In each case, an executive employee who had participated in a management participation programme had filed a lawsuit. The programme had given him the opportunity to acquire shares in a so-called Manager KG in the course of a planned IPO. After a successful IPO, the plaintiff received shares in this corporation, which he sold at a high profit. The tax office treated the difference between the sales price achieved and the capital invested by the plaintiff as taxable wages. Wrongly, as the BFH has now ruled.

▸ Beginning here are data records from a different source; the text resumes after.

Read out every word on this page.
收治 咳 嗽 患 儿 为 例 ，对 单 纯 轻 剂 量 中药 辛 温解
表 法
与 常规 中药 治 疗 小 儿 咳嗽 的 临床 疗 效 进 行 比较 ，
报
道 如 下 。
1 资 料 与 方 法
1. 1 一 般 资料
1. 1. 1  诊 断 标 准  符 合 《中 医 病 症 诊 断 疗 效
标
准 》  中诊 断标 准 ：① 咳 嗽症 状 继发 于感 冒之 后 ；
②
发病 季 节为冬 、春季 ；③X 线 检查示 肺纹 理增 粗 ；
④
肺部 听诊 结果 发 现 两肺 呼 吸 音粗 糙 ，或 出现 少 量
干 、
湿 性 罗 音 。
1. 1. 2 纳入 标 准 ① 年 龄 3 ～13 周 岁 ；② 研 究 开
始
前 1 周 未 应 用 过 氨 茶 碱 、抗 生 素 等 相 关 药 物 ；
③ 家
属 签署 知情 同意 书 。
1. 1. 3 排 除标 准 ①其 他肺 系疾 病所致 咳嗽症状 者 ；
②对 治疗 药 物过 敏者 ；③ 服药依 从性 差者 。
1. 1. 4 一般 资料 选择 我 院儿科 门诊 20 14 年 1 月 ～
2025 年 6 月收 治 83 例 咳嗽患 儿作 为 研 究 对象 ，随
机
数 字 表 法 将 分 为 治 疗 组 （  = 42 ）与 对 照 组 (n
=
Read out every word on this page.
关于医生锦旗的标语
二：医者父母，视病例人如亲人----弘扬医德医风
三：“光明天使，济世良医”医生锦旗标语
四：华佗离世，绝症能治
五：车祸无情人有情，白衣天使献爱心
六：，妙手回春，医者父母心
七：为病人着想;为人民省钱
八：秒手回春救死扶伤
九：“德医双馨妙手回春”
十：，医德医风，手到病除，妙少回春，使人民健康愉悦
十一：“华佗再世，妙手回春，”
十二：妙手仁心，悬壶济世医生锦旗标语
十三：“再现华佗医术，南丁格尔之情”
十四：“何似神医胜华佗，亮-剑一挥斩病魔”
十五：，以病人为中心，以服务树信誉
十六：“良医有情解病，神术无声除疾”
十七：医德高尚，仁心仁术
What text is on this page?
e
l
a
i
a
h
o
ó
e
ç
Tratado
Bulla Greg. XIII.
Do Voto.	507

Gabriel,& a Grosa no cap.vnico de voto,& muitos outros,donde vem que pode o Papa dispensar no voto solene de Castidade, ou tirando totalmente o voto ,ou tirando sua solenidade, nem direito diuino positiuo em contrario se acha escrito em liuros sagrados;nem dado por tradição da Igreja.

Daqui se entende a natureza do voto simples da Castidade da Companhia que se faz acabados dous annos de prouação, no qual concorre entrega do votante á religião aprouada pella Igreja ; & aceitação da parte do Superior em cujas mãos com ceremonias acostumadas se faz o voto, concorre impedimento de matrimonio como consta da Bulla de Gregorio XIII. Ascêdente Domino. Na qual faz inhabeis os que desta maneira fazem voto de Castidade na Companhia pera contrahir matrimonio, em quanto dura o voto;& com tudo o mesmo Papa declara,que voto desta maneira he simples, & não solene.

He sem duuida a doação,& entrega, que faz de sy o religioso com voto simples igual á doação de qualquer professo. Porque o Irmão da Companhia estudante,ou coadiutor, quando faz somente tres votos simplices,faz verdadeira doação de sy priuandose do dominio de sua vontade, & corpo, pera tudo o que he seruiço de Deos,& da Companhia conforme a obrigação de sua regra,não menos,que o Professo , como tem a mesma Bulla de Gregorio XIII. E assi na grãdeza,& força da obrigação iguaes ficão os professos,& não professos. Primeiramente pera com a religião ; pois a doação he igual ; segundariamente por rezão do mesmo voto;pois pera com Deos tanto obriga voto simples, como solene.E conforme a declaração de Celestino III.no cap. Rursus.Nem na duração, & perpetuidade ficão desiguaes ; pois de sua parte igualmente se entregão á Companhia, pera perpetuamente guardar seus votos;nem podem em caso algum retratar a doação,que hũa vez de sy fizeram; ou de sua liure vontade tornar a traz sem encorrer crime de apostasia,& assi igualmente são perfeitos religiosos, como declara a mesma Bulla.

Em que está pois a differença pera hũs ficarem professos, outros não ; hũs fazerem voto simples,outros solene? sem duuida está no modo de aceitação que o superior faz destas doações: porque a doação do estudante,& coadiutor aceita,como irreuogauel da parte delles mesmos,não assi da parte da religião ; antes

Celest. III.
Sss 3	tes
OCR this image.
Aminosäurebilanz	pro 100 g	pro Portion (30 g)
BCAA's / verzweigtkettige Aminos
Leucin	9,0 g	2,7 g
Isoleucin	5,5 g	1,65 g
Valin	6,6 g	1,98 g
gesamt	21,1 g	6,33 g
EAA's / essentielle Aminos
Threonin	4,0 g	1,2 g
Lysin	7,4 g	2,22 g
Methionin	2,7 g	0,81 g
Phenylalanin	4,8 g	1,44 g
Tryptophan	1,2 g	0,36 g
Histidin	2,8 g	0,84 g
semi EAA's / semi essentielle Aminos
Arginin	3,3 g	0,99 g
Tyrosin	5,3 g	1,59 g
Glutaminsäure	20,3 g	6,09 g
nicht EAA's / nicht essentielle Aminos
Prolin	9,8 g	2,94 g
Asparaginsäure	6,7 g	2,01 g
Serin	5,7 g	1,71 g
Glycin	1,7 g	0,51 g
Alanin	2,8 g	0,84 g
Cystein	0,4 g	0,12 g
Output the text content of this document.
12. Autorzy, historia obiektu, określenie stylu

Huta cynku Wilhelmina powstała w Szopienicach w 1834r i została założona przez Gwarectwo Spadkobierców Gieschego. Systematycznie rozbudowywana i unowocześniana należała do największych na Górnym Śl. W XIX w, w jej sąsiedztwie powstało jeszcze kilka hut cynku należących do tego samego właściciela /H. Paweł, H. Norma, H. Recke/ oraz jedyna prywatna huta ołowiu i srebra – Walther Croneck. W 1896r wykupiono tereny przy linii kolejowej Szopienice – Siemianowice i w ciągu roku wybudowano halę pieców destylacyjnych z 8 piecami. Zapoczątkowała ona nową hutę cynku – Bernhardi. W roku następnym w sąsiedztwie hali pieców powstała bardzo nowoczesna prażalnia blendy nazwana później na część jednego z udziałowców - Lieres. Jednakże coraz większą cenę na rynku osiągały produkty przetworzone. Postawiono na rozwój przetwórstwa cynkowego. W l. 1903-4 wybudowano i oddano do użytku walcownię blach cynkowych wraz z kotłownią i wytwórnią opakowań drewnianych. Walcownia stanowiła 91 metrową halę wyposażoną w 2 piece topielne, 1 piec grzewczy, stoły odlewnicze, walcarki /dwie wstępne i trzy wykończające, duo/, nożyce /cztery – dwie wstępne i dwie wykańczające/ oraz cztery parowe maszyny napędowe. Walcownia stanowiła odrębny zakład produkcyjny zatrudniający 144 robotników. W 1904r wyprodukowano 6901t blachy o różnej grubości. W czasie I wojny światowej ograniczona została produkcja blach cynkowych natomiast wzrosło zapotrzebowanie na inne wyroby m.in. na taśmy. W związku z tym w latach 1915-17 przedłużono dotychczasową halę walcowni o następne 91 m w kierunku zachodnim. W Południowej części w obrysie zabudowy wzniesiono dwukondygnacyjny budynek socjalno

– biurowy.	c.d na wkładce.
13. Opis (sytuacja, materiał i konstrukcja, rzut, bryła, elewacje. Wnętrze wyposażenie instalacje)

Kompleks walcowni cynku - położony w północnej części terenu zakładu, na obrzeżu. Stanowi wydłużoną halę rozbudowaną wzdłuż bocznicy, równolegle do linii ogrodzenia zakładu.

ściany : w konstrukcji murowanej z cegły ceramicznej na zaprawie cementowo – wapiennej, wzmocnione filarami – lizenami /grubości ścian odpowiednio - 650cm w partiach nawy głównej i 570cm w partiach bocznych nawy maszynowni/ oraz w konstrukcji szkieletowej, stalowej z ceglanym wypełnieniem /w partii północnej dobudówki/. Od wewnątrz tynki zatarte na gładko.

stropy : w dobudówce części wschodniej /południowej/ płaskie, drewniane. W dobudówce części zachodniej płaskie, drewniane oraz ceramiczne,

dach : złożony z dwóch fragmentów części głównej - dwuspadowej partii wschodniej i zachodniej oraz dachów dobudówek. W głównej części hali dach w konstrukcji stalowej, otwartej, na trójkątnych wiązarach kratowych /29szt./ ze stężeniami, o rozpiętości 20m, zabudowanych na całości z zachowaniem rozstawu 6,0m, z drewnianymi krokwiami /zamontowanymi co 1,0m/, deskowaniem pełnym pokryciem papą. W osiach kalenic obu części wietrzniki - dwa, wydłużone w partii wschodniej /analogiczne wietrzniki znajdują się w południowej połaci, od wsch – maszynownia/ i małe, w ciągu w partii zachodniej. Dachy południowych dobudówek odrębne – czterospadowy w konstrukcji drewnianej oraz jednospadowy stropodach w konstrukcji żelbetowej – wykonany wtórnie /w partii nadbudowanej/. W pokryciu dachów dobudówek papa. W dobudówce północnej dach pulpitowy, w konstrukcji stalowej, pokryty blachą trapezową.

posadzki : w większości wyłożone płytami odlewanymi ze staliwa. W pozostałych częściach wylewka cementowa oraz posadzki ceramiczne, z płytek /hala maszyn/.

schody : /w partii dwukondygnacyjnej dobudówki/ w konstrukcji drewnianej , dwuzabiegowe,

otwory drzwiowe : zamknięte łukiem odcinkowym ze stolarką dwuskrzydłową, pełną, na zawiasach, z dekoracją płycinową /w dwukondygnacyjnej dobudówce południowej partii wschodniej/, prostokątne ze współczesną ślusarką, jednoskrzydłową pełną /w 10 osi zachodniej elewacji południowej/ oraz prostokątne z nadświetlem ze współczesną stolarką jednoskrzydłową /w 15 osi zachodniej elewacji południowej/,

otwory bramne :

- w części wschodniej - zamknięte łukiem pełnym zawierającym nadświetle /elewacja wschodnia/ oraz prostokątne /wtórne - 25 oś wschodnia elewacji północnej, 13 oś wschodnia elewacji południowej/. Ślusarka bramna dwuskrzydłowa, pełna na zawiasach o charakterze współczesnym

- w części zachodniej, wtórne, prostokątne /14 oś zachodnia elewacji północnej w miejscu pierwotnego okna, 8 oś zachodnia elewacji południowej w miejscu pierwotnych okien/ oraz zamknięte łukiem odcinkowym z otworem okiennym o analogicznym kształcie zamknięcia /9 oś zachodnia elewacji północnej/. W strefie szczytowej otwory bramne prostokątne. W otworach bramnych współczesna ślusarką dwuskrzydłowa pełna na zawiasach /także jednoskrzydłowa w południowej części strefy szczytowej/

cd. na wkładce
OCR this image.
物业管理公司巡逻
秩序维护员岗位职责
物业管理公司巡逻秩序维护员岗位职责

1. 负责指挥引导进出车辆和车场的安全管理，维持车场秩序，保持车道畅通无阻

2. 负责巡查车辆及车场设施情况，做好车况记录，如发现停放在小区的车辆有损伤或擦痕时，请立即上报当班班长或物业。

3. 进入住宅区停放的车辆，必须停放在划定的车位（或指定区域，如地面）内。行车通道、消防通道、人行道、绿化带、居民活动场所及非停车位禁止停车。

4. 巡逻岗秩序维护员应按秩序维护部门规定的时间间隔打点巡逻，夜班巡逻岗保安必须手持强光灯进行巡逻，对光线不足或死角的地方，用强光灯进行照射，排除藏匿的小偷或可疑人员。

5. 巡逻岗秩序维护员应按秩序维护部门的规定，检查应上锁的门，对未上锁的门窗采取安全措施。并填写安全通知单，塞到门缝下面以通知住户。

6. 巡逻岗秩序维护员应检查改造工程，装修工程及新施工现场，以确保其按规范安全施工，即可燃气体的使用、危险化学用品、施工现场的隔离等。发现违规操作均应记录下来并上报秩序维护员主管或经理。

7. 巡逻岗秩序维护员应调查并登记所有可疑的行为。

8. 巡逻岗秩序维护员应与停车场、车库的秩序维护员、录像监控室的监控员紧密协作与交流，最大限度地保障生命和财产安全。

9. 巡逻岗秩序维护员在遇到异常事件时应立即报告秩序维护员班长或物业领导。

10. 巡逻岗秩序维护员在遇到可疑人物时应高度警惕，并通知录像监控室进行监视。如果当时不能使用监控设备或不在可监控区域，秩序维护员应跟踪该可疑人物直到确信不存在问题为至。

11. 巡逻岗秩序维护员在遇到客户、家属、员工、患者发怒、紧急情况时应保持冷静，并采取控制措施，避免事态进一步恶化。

Differentiation between wages and special legal relationship required
The reasoning of the BFH is as follows: In order for income from employment to be assumed, an inducement from the individual employment relationship must be recognisable. On the other hand, there is no salary if the benefit is based on a special legal relationship that exists independently of the employment relationship. However, the prerequisite for a special legal relationship is that the employee participation was effectively agreed under civil law and was actually carried out. The employee shareholding then represents an independent basis of income that is independent of the employment relationship. In this case, any income in the form of profit distributions or capital gains is not taxable in accordance with Section 19 EStG, but solely in accordance with the relevant provisions of the Income Tax Act. Contractually agreed leaver clauses, which link the continuation of the participation relationship to the continuation of the employment relationship, would not prevent the employee participation from being recognised for tax purposes as a special legal relationship.
Carmen Egermann
Senior Manager, Tax, Global Mobility Services
KPMG AG Wirtschaftsprüfungsgesellschaft
Ines Brunotte
Partner, Financial Services
KPMG AG Wirtschaftsprüfungsgesellschaft
Reduced-price acquisition of the equity interest is irrelevant
For the tax assessment of the sale proceeds, it is also irrelevant whether the employee has previously acquired the shareholding at a reduced price. However, it should be noted that a discounted acquisition is a taxable non-cash benefit. The benefit therefore falls under wages. According to the BFH, however, the acquisition and sale must be considered separately. A discounted acquisition of the shareholding does not mean that the capital gain is also attributable to wages.
Exception in the event of an unusual market overprice
However, the BFH has named one exception: If the employee receives an above-market price when selling the shareholding, this can be caused by the employment relationship even if a special legal relationship exists. The amount in excess of the market price is then taxable as wages.
The tax treatment remains dependent on the individual case
The BFH's judgement is to be welcomed. Nevertheless, the tax treatment remains dependent on the individual case. In particular, the approach of some tax offices and tax courts remains difficult to assess, also because there is currently no statement from the Federal Ministry of Finance. Companies should therefore continue to structure the establishment of a management participation carefully.
Shareholdings are a common remuneration instrument not only for employees, but also for board members and management. Here, too, the supervisory board should take the BFH's reasoning into account when structuring the programme.